There are some already attacking me for helping get one more Liberal Democrat into Parliament. Let me be very clear: the Lib Dems' role in the Coalition was appalling – propping up a Conservative government hell bent on attacking our public services and overseeing a hike in child poverty. But Labour’s record of their last time in office isn't immune from criticism either – not just because of the illegal war in Iraq but also their introduction of tuition fees, privatisation of our health service and slavish worship of the City of London. They, like the Liberal Democrats, stood at the last election on an austerity manifesto. There is a reason that we remain different parties, but that doesn’t mean we shouldn't also seize opportunities like this to unite behind what we have in common. Olney is no perfect candidate but she has pledged to fight a hard Brexit, campaign against airport expansion and push for a fair voting system – surely progressives can agree that her win takes us forward rather than backwards?
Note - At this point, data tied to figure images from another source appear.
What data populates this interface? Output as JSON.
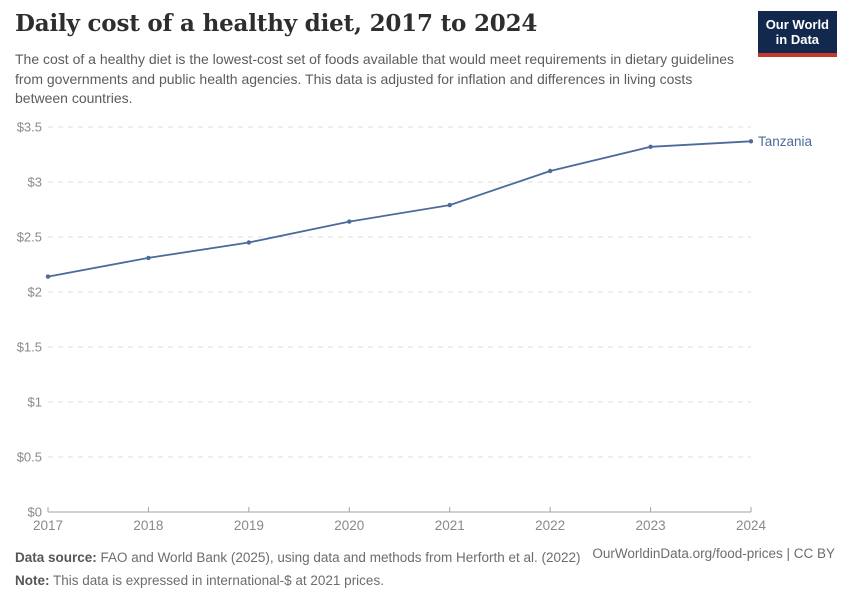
{
  "header": {
    "title": "Daily cost of a healthy diet, 2017 to 2024",
    "subtitle": "The cost of a healthy diet is the lowest-cost set of foods available that would meet requirements in dietary guidelines from governments and public health agencies. This data is adjusted for inflation and differences in living costs between countries.",
    "logo": {
      "line1": "Our World",
      "line2": "in Data",
      "bg_color": "#12294d",
      "accent_color": "#c5392b"
    }
  },
  "chart_data": {
    "type": "line",
    "title": "Daily cost of a healthy diet, 2017 to 2024",
    "x": [
      2017,
      2018,
      2019,
      2020,
      2021,
      2022,
      2023,
      2024
    ],
    "xtick_labels": [
      "2017",
      "2018",
      "2019",
      "2020",
      "2021",
      "2022",
      "2023",
      "2024"
    ],
    "series": [
      {
        "name": "Tanzania",
        "color": "#4c6a9c",
        "values": [
          2.14,
          2.31,
          2.45,
          2.64,
          2.79,
          3.1,
          3.32,
          3.37
        ]
      }
    ],
    "unit": "$",
    "ylim": [
      0,
      3.5
    ],
    "ytick_values": [
      0,
      0.5,
      1,
      1.5,
      2,
      2.5,
      3,
      3.5
    ],
    "ytick_labels": [
      "$0",
      "$0.5",
      "$1",
      "$1.5",
      "$2",
      "$2.5",
      "$3",
      "$3.5"
    ],
    "grid": "horizontal-dashed",
    "grid_color": "#dcdcdc",
    "axis_color": "#a3a3a3",
    "tick_label_color": "#8a8a8a",
    "end_label": "Tanzania",
    "legend_position": "end-of-line"
  },
  "footer": {
    "source_label": "Data source:",
    "source_text": " FAO and World Bank (2025), using data and methods from Herforth et al. (2022)",
    "note_label": "Note:",
    "note_text": " This data is expressed in international-$ at 2021 prices.",
    "link": "OurWorldinData.org/food-prices | CC BY"
  }
}
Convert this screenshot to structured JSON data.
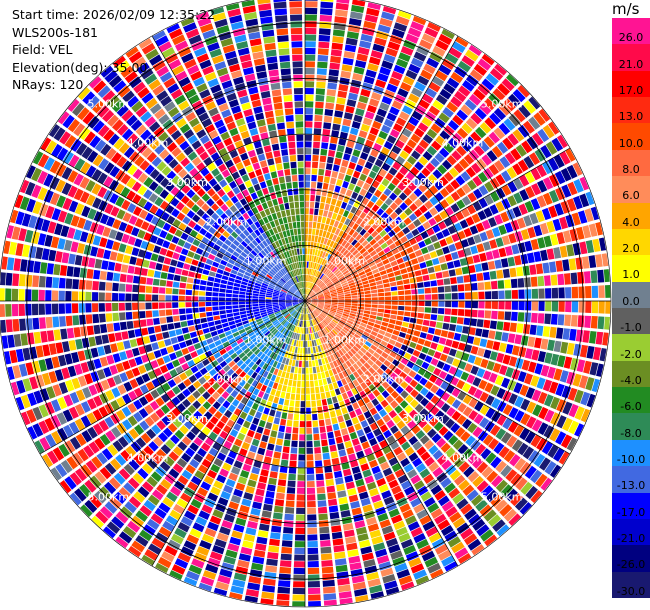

Ultimately, last night was not just defeat of a regressive alliance but a victory for hope - a victory that's sorely needed on the back of of the division, loss and insecurity that seems to have marked much of the rest of this year. The truth is that getting to this point hasn’t been an easy process – and some people, including local Green party members have had criticisms which, as a democrat, I certainly take seriously. The old politics dies hard, and a new politics is not easy to forge in the short time we have. But standing still is not an option, nor is repeating the same mistakes of the past. The regressives are building their armies and we either make our alternative work or risk the left being out of power for a generation. 

With our NHS under sustained attack, our climate change laws threatened and the increasing risk of us becoming a tax haven floating on the edge of the Atlantic, the urgent need to think differently about how we win has never been greater. 

An anti-establishment wave is washing over Britain. History teaches us that can go one of two ways. For the many people who are utterly sick of politics as usual, perhaps the idea of politicians occasionally putting aside their differences for the good of the country is likely to appeal, and might help us rebuild trust among those who feel abandoned. So it's vital that we use this moment not just to talk among ourselves about how to work together but also as another spark to start doing things differently, in every community in Britain. That means listening to people, especially those who voted for Britain to leave the EU, hearing what they’re saying and working with them to affect change. Giving people real power, not just the illusion of it.

It means looking at ways to redistribute power and money in this country like never before, and knowing that a by-election in a leafy London suburb changes nothing for the vast majority of our country.

Today let us celebrate that the government's majority is smaller, and that people have voted for a candidate who used her victory speech to say that she would "stand up for an open, tolerant, united Britain".  But tomorrow let’s get started on something far bigger - because the new politics is not just about moments it's about movements, and it will only work if nobody is left behind.

 

Caroline Lucas is the MP for Brighton Pavilion.